Why Use LangChain with the Pipedream MCP Server

LangChain provides unique advantages when paired with Pipedream through the Model Context Protocol.

01

The largest ecosystem of integrations, chains, and agents — combine Pipedream MCP tools with 500+ LangChain components

02

Agent architecture supports ReAct, Plan-and-Execute, and custom strategies with full MCP tool access at every step

03

LangSmith tracing gives you complete visibility into tool calls, latencies, and token usage for production debugging

04

Memory and conversation persistence let agents maintain context across Pipedream queries for multi-turn workflows

Pipedream + LangChain Use Cases

Practical scenarios where LangChain combined with the Pipedream MCP Server delivers measurable value.

01

RAG with live data: combine Pipedream tool results with vector store retrievals for answers grounded in both real-time and historical data

02

Autonomous research agents: LangChain agents query Pipedream, synthesize findings, and generate comprehensive research reports

03

Multi-tool orchestration: chain Pipedream tools with web scrapers, databases, and calculators in a single agent run

04

Production monitoring: use LangSmith to trace every Pipedream tool call, measure latency, and optimize your agent's performance

Pipedream MCP Tools for LangChain (7)

These 7 tools become available when you connect Pipedream to LangChain via MCP:

01

get_source

Get source details

02

get_user

Get current user info

03

get_workflow

Get workflow details

04

list_events

List recent events from a source

05

list_sources

List event sources

06

list_subscriptions

List webhook subscriptions

07

list_workflows

List workflows

Example Prompts for Pipedream in LangChain

Ready-to-use prompts you can give your LangChain agent to start working with Pipedream immediately.

01

"List the active event sources parsing my Slack webhooks."

02

"Pull the raw events sent to the source `src_xyz982`."

03

"Describe the node logic in workflow `wf_AByDk`."

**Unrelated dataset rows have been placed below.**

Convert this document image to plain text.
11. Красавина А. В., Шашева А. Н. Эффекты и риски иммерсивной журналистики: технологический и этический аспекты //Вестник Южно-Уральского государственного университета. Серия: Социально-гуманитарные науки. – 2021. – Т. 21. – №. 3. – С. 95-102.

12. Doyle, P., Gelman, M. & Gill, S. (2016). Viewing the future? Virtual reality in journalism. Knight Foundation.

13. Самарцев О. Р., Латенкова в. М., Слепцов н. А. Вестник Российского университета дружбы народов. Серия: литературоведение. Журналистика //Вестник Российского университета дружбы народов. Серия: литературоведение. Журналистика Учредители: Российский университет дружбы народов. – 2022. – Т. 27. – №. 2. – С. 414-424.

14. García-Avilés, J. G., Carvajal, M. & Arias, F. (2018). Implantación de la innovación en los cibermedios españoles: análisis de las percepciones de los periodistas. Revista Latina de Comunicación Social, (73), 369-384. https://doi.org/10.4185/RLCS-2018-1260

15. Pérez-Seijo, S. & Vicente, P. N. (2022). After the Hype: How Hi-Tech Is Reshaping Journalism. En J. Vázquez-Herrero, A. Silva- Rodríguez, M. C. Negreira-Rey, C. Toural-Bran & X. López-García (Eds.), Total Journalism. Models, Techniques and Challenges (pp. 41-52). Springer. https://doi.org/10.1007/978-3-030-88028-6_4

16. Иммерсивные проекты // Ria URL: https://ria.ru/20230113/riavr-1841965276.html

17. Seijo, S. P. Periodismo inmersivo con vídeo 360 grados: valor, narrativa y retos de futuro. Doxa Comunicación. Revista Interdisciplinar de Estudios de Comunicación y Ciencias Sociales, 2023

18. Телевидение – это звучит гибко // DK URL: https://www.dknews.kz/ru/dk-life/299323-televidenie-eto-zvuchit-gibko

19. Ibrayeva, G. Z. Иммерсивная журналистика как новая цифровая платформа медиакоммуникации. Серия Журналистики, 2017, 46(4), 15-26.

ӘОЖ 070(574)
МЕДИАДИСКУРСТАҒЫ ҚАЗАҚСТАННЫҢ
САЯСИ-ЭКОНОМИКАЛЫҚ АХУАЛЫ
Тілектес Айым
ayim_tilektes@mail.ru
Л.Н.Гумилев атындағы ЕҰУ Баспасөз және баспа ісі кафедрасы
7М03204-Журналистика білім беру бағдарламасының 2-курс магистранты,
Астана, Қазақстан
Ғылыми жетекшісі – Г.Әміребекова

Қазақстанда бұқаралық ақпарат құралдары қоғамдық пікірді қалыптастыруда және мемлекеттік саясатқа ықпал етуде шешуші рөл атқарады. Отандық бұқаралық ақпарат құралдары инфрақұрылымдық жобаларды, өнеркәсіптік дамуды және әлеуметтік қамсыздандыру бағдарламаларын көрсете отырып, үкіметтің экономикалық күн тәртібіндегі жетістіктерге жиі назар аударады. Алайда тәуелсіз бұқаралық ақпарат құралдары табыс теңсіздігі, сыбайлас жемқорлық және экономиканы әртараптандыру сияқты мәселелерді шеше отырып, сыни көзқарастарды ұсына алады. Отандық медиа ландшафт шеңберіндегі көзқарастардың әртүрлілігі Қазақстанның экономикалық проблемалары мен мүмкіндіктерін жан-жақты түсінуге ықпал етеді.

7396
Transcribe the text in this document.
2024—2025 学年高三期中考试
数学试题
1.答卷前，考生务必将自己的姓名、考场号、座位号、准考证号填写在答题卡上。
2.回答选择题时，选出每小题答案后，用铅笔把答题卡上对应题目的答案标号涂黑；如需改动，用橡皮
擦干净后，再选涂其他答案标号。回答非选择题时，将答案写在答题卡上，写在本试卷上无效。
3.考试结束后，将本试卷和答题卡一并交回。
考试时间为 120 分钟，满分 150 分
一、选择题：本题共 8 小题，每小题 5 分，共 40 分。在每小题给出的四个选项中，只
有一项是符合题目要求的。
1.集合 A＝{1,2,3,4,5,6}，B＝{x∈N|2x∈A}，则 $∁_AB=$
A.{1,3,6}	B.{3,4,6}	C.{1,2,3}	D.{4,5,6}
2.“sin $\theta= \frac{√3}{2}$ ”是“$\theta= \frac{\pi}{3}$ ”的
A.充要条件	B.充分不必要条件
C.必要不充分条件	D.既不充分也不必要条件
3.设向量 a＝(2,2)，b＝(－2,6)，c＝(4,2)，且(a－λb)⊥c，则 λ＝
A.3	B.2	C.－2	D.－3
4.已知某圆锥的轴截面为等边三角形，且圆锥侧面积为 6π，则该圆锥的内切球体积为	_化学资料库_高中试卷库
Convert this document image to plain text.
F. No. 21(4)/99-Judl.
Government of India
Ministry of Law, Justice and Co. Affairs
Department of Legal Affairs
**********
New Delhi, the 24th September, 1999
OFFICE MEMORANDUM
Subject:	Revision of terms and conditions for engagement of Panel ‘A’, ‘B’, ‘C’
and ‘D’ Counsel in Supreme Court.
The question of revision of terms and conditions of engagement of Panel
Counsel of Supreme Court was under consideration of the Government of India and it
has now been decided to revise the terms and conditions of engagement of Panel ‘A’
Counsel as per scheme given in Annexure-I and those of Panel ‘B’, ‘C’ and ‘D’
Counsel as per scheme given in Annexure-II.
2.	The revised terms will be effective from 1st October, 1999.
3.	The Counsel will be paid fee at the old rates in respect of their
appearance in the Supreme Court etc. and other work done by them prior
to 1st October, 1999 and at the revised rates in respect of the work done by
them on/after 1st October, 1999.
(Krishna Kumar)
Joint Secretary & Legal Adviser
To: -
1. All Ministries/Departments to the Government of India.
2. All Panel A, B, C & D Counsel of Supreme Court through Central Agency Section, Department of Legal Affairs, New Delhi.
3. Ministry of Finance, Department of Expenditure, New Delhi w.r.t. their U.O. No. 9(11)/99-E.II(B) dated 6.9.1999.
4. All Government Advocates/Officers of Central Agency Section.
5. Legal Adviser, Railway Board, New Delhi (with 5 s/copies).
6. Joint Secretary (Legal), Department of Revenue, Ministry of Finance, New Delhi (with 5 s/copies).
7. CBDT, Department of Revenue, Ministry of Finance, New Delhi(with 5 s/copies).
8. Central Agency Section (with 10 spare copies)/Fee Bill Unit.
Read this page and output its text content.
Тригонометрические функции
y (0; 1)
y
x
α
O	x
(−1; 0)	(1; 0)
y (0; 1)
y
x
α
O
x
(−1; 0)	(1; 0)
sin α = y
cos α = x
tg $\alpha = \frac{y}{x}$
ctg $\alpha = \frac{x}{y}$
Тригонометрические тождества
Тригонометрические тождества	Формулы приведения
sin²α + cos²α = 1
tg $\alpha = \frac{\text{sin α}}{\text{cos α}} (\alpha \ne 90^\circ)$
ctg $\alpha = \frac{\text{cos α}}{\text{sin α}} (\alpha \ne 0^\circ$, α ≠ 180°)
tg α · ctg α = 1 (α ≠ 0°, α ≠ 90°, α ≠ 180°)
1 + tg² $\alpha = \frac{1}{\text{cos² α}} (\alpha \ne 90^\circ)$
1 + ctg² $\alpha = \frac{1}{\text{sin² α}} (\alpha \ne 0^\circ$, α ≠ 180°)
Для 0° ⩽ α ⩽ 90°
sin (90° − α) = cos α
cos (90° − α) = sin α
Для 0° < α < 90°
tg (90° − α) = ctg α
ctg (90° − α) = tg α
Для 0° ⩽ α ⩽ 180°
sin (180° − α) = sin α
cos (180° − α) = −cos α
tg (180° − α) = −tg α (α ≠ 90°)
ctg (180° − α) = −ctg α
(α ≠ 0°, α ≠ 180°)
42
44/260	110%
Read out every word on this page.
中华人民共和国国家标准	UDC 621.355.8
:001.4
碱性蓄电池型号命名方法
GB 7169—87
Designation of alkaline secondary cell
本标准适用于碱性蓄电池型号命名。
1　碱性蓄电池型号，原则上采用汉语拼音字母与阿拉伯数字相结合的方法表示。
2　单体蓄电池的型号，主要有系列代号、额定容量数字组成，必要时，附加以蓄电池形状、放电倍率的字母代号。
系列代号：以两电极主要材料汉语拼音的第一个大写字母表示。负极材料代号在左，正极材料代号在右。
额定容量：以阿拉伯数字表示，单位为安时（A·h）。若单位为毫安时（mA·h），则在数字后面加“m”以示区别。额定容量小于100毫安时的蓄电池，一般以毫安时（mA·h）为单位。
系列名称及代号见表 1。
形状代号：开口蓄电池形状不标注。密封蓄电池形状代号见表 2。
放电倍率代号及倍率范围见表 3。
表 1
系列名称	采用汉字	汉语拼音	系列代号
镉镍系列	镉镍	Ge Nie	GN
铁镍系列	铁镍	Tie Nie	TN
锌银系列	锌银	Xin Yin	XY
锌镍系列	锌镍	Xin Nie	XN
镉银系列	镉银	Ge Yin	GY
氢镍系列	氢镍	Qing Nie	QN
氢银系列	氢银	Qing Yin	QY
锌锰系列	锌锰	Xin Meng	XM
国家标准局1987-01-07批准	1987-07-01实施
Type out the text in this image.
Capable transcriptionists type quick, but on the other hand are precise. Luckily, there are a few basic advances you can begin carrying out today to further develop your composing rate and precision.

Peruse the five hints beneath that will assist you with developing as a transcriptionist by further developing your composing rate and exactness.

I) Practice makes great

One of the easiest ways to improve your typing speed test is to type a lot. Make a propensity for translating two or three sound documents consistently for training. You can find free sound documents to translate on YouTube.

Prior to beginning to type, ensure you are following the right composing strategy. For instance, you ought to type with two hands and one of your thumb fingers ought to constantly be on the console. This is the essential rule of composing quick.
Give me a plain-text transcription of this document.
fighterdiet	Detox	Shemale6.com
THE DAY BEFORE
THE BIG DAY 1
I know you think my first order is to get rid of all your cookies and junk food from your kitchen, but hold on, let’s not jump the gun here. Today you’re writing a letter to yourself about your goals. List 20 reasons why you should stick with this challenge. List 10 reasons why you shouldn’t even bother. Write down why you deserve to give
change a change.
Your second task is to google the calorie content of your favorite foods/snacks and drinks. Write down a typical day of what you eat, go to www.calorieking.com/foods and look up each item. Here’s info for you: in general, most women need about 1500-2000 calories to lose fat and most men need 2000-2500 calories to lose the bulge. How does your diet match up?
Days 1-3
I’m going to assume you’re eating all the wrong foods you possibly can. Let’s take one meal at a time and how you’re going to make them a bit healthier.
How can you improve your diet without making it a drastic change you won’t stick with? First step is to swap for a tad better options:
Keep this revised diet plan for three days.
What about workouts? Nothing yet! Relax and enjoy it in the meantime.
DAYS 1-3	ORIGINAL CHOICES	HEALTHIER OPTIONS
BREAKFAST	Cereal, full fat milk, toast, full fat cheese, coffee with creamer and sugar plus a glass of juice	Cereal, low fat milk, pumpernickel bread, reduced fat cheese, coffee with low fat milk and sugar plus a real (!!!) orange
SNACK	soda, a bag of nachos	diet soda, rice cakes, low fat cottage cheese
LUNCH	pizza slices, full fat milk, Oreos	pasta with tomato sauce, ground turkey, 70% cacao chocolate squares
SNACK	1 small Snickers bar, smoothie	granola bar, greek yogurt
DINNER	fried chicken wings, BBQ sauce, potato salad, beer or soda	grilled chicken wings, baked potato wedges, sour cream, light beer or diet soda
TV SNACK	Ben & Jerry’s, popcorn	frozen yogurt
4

Troubleshooting Pipedream MCP Server with LangChain

Common issues when connecting Pipedream to LangChain through the Vinkius, and how to resolve them.

01

MultiServerMCPClient not found

Install: pip install langchain-mcp-adapters

Pipedream + LangChain FAQ

Common questions about integrating Pipedream MCP Server with LangChain.

01

How does LangChain connect to MCP servers?

Use langchain-mcp-adapters to create an MCP client. LangChain discovers all tools and wraps them as native LangChain tools compatible with any agent type.
02

Which LangChain agent types work with MCP?

All agent types including ReAct, OpenAI Functions, and custom agents work with MCP tools. The tools appear as standard LangChain tools after the adapter wraps them.
03

Can I trace MCP tool calls in LangSmith?

Yes. All MCP tool invocations appear as traced steps in LangSmith, showing input parameters, response payloads, latency, and token usage.

Connect Pipedream to LangChain

Get your token, paste the configuration, and start using 7 tools in under 2 minutes. No API key management needed.